“Somebody has to pay.”
It’s the natural response when someone suffers loss at the hands of another. Justice is the expected cry of the wounded heart.
Last night, I wept, thinking of all that has been lost in my life as the result of actions of another person. Today is Easter. It used to be a joyful time of family celebration when all would gather in a home filled with love for each other – and now it’s a painful time because what it once held has been scattered to the wind. It’s no longer possible for us to gather around the family table enjoying the blessings of the day. Our table and the home in which it sat, have been sold. We see others doing what families do, and remember what we thought life used to be.
It’s not fair. I tried to be the best daughter, wife, mom and grandma I could be. I loved my family more than anyone could ever know. Why have things turned out this way? Why am I alone, struggling to survive, when all my efforts for years, were focused on the betterment of life for everyone around me? Now, out there in places where I can no longer hold them, are broken hearts that I can’t fix. It makes no sense. Aren’t we supposed to reap what we sow?

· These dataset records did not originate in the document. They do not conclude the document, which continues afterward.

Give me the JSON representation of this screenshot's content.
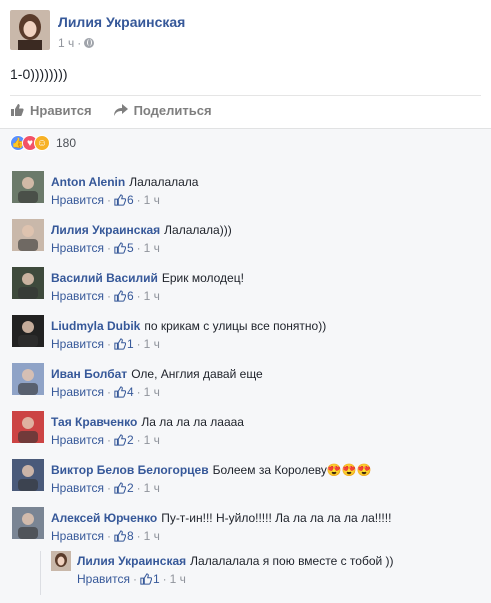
{
  "post": {
    "author": "Лилия Украинская",
    "time": "1 ч",
    "text": "1-0))))))))",
    "like_label": "Нравится",
    "share_label": "Поделиться",
    "reaction_count": "180"
  },
  "comments": [
    {
      "name": "Anton Alenin",
      "text": "Лалалалала",
      "likes": "6",
      "time": "1 ч",
      "like_label": "Нравится"
    },
    {
      "name": "Лилия Украинская",
      "text": "Лалалала)))",
      "likes": "5",
      "time": "1 ч",
      "like_label": "Нравится"
    },
    {
      "name": "Василий Василий",
      "text": "Ерик молодец!",
      "likes": "6",
      "time": "1 ч",
      "like_label": "Нравится"
    },
    {
      "name": "Liudmyla Dubik",
      "text": "по крикам с улицы все понятно))",
      "likes": "1",
      "time": "1 ч",
      "like_label": "Нравится"
    },
    {
      "name": "Иван Болбат",
      "text": "Оле, Англия давай еще",
      "likes": "4",
      "time": "1 ч",
      "like_label": "Нравится"
    },
    {
      "name": "Тая Кравченко",
      "text": "Ла ла ла ла лаааа",
      "likes": "2",
      "time": "1 ч",
      "like_label": "Нравится"
    },
    {
      "name": "Виктор Белов Белогорцев",
      "text": "Болеем за Королеву😍😍😍",
      "likes": "2",
      "time": "1 ч",
      "like_label": "Нравится"
    },
    {
      "name": "Алексей Юрченко",
      "text": "Пу-т-ин!!! Н-уйло!!!!! Ла ла ла ла ла ла!!!!!",
      "likes": "8",
      "time": "1 ч",
      "like_label": "Нравится"
    }
  ],
  "reply": {
    "name": "Лилия Украинская",
    "text": "Лалалалала я пою вместе с тобой ))",
    "likes": "1",
    "time": "1 ч",
    "like_label": "Нравится"
  },
  "colors": {
    "link": "#365899",
    "meta": "#90949c",
    "bg": "#f6f7f9"
  }
}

This morning I went to the Easter service at our church (the Embassy in Oshawa). There was a drama, called “The Choice.”One scene was a portrayal of Christ hanging on the cross, bloodied and bruised, with a crown of thorns jammed on his head. As I sat, alone, watching the actors trying to communicate the reality of what actually happened on that dark and awful day, I thought of the tremendous injustice Jesus could have felt, hanging there surrounded by mockers and misery. It wasn’t fair. He had done the best job He could to communicate God’s plan of salvation to the world. He had done nothing wrong. He was suffering because of the actions of others.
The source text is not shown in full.